Deacon entered the small bathroom with dread, knowing what he’d see. But even after more crime scenes than he wanted to count, finding the dead was always worse than he expected.

This was no exception. Deacon crouched by the tub while Bishop stood at his back taking pictures. The man had been in his mid forties. Wearing only a pair of boxers and a T-shirt, he lay in the tub, a bullet hole in the base of his skull. The tiled wall was covered with splatter. Blood and brains. Combs had made no attempt to wash away the evidence.

‘Fuck,’ Deacon whispered, both for Faith and for the newest victim of Combs’s evil.

‘Execution style,’ Bishop noted, her voice emotionless. Deacon knew that Scarlett Bishop was considered a cold-hearted woman by others in the department, but he wasn’t fooled. He’d seen the pain in his new partner’s eyes many times over the last month. She cared too much.

We all wear our masks,
he thought sadly. ‘He must have a silencer. Somebody would have heard the gunshot.’ Straightening, he grimaced when pain streaked through his shoulder.

Bishop frowned at him. ‘What happened to you?’

‘I got shot,’ he said flatly. ‘He got me in the shoulder. Don’t worry. The vest caught it.’ He left the bathroom and examined the bedroom, looking for anything Combs had left behind. Of course there was nothing. ‘Status, Sergeant?’

‘We’re clear here, but he might still be hiding in the hotel. We’ve got the exits locked down. We can evacuate or do a room-to-room search if need be.’

‘Let me check on the security tapes first,’ Bishop said. She made the call to the front desk, then turned back to Deacon and Rayburn, frustration evident on her face. ‘A man Combs’s size left this room at 3.04 with a golf bag over his shoulder. He exited through a side door at 3.05. He drove away in a white van with Tennessee plates. Backup arrived at 3.07.’
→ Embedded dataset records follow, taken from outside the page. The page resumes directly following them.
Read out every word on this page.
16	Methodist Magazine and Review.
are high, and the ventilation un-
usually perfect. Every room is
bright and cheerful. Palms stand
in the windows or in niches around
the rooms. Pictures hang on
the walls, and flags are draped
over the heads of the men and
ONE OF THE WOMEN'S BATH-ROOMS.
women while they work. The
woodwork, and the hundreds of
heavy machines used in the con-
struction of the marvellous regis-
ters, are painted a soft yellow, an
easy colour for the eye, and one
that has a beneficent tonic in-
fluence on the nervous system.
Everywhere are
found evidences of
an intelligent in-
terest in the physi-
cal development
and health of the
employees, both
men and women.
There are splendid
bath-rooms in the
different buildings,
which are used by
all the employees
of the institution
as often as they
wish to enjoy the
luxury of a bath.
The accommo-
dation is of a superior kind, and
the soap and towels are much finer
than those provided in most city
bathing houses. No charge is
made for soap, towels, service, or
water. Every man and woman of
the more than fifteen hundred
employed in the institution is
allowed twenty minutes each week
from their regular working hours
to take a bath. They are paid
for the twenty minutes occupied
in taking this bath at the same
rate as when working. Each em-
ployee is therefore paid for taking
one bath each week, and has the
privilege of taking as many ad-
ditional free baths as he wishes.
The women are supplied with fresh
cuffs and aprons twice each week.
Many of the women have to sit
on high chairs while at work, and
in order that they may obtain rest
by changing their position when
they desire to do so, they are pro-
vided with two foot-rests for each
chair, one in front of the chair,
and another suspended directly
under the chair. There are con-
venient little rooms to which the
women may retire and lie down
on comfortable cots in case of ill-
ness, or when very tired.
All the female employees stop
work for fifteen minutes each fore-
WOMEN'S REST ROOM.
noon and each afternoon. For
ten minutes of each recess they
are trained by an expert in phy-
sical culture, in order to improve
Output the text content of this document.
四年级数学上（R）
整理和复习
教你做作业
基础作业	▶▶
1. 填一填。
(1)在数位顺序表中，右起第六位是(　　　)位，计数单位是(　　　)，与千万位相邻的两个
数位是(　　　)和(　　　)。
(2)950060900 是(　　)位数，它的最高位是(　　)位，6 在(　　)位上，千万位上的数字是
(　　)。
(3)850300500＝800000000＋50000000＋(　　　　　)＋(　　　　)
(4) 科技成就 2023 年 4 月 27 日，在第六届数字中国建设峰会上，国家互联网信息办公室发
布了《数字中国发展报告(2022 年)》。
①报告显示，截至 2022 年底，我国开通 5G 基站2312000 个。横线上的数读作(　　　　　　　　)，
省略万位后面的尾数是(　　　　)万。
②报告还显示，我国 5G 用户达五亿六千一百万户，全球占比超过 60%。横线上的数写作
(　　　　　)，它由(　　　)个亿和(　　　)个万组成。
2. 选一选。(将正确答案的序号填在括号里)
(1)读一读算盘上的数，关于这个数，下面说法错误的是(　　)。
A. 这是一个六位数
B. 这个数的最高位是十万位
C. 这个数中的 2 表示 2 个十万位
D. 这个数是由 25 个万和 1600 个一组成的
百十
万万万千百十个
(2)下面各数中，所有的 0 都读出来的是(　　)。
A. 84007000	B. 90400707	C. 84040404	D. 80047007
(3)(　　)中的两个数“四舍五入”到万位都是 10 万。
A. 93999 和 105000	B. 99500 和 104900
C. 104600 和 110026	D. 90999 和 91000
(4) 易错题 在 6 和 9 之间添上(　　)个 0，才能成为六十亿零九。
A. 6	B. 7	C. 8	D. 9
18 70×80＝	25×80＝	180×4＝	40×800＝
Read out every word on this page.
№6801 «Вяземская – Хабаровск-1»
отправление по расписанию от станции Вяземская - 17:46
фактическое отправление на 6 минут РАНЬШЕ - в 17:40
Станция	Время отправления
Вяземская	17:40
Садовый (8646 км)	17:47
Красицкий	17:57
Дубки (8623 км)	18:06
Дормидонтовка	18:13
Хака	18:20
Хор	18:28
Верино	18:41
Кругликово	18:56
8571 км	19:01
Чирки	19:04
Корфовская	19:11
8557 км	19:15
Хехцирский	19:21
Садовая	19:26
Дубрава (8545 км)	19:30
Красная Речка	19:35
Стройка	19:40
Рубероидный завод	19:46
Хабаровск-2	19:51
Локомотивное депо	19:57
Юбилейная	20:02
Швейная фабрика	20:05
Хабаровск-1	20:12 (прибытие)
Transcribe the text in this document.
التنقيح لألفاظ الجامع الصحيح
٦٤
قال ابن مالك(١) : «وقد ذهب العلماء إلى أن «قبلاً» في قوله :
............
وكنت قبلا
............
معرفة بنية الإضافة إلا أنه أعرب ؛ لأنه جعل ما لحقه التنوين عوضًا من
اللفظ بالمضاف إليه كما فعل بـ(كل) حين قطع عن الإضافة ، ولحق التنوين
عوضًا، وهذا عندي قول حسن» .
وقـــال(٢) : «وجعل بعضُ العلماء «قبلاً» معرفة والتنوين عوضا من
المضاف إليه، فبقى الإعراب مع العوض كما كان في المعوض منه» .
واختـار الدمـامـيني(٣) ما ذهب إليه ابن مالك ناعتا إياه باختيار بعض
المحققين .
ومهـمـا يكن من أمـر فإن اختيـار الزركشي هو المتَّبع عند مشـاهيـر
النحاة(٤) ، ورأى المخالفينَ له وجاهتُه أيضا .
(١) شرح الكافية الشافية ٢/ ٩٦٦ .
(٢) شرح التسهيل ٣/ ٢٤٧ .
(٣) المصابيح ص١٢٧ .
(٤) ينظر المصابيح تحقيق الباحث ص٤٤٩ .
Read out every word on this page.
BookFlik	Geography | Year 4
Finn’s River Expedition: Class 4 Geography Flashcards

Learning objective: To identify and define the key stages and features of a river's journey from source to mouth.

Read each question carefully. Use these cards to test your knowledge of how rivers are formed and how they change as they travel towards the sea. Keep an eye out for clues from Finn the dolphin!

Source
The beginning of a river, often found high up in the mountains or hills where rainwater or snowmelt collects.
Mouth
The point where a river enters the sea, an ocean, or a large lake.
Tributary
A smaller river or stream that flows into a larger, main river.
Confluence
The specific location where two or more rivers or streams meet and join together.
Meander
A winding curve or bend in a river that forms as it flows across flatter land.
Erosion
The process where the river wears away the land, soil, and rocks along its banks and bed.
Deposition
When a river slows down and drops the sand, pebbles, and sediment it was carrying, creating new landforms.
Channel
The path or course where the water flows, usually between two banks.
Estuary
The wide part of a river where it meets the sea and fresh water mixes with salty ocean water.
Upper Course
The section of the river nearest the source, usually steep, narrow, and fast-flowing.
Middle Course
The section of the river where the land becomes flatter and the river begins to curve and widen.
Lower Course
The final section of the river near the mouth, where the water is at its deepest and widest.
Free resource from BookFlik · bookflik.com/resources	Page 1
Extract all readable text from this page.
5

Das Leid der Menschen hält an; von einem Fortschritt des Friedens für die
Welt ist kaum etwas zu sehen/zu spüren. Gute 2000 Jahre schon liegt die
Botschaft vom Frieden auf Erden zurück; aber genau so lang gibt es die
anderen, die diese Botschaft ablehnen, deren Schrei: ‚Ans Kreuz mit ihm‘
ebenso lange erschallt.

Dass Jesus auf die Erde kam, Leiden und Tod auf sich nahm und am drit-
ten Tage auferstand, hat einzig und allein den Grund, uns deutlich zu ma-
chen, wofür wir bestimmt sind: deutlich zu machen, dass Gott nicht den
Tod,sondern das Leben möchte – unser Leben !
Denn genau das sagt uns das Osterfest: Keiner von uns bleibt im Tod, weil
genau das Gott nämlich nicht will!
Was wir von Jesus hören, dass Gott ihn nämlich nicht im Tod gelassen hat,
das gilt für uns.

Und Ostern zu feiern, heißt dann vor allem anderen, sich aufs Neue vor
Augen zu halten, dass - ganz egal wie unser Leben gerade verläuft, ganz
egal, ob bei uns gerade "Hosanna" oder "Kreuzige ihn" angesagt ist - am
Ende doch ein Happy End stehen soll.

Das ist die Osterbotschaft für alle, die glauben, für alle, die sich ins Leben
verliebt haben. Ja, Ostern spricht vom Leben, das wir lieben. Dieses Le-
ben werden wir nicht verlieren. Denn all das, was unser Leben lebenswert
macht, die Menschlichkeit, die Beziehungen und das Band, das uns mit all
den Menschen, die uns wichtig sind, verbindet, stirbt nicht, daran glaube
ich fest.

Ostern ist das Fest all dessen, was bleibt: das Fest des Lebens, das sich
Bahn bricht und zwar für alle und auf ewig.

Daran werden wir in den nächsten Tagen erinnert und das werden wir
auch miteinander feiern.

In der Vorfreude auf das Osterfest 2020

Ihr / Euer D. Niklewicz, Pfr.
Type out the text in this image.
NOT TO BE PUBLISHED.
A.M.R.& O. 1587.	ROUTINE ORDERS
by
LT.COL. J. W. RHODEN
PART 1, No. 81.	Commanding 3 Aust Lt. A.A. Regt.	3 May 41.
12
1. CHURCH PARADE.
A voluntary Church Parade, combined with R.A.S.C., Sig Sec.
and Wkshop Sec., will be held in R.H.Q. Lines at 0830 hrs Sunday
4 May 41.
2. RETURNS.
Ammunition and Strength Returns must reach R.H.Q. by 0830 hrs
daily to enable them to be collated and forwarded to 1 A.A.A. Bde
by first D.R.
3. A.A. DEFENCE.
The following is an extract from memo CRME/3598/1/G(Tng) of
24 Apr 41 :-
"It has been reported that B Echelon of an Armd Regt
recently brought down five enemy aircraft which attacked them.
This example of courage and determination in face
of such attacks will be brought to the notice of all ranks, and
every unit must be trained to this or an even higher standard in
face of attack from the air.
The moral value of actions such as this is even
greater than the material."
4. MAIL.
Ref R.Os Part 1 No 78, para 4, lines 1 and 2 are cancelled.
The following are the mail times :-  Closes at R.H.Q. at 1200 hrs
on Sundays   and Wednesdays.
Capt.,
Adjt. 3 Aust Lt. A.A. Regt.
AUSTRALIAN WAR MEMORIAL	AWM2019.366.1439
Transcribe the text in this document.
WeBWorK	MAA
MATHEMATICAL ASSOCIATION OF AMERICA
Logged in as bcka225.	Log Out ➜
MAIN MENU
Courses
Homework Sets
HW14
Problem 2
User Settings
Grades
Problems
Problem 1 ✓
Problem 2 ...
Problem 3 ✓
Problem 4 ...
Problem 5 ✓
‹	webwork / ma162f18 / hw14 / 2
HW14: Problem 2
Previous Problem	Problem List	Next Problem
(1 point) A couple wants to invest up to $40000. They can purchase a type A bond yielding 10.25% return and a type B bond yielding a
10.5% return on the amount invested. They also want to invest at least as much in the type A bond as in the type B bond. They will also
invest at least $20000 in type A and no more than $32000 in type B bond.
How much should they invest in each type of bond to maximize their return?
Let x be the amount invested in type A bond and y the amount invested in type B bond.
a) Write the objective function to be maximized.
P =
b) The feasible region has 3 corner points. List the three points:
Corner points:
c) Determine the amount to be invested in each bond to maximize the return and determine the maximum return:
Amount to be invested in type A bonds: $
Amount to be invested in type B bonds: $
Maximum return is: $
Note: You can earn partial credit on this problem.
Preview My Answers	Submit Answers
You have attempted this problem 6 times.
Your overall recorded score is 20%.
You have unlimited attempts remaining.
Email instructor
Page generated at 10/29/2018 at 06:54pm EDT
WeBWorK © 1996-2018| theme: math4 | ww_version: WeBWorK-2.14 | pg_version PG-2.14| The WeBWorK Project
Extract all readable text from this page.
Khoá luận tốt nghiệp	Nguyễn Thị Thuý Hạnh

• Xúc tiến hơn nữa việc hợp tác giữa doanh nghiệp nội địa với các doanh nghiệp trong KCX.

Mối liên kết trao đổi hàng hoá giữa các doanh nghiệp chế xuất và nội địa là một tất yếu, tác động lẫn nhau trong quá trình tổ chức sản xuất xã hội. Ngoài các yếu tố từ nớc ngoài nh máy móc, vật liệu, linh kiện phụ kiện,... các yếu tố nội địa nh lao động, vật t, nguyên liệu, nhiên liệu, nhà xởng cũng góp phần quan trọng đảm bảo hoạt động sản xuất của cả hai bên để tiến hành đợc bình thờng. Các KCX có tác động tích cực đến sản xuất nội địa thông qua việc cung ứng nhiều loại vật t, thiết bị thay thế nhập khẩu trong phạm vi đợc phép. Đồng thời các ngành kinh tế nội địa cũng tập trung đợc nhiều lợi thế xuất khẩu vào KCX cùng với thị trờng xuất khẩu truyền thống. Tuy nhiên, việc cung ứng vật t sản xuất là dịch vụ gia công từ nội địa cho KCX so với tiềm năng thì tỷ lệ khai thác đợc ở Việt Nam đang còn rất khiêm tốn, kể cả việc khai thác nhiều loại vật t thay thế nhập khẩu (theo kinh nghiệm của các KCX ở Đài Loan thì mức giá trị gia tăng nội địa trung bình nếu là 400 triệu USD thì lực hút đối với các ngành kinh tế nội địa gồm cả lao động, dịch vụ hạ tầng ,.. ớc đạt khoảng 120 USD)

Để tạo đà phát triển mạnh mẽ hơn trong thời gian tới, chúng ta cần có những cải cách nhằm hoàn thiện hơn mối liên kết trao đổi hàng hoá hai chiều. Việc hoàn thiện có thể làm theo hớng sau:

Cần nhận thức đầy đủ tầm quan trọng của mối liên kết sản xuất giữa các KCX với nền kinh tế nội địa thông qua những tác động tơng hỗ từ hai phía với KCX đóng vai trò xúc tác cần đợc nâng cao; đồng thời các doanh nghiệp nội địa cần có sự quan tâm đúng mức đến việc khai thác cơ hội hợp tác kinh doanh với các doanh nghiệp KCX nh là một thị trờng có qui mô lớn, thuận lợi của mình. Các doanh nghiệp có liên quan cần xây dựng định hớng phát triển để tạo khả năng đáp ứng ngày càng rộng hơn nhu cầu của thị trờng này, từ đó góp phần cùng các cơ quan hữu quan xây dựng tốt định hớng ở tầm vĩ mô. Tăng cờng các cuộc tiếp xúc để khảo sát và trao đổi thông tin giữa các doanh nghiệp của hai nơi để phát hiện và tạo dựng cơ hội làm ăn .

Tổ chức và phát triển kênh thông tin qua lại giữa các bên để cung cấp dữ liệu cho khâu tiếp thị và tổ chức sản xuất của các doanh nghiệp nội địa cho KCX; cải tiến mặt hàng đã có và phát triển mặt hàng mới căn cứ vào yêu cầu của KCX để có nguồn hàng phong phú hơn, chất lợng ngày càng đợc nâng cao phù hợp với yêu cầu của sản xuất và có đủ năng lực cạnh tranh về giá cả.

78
Deacon hadn’t expected Combs to stick around, but . . . 
Dammit
. They’d been so close. ‘I doubt that he broke down his rifle. Probably just stowed it the golf bag until he was able to dismantle it. On the up side, he kept the van
and
the plates. He doesn’t know what information we have, or he would have gotten rid of them. Did the camera get his license plate?’

Bishop nodded. ‘Officer Doyle, the uniform I put downstairs at the desk, already added it to the BOLO and informed Isenberg, who’s shut down all major roads out of the city.’

‘When CSU gets here, show them this.’ Rayburn pointed at the windowsill. ‘These gouges in the wood are from the stand he used to set up his rifle. He came prepared. Where were you when you got hit, Agent Novak?’

Deacon joined him at the window and pointed to the lobby, barely visible with all the emergency vehicles now parked in front. ‘In the shadow of my SUV. When I lifted my head – about two feet off the floor – he fired.’

Rayburn whistled softly. ‘Your guy might be military. If not, he trained somewhere. To make that shot, with it being dark outside and the lights around the overhang making a glare? And considering he’d already missed several times before and had to have figured the cops were on their way? He has a steady hand and a good eye. You’re damn lucky, Novak.’

‘Lucky I had the vest, I think. He didn’t want me dead. He wanted Faith Corcoran to jump up and try to save me. I was bait, just like the bellman. I didn’t realize how skilled he needed to be to make the shot. Thank you, Sergeant.’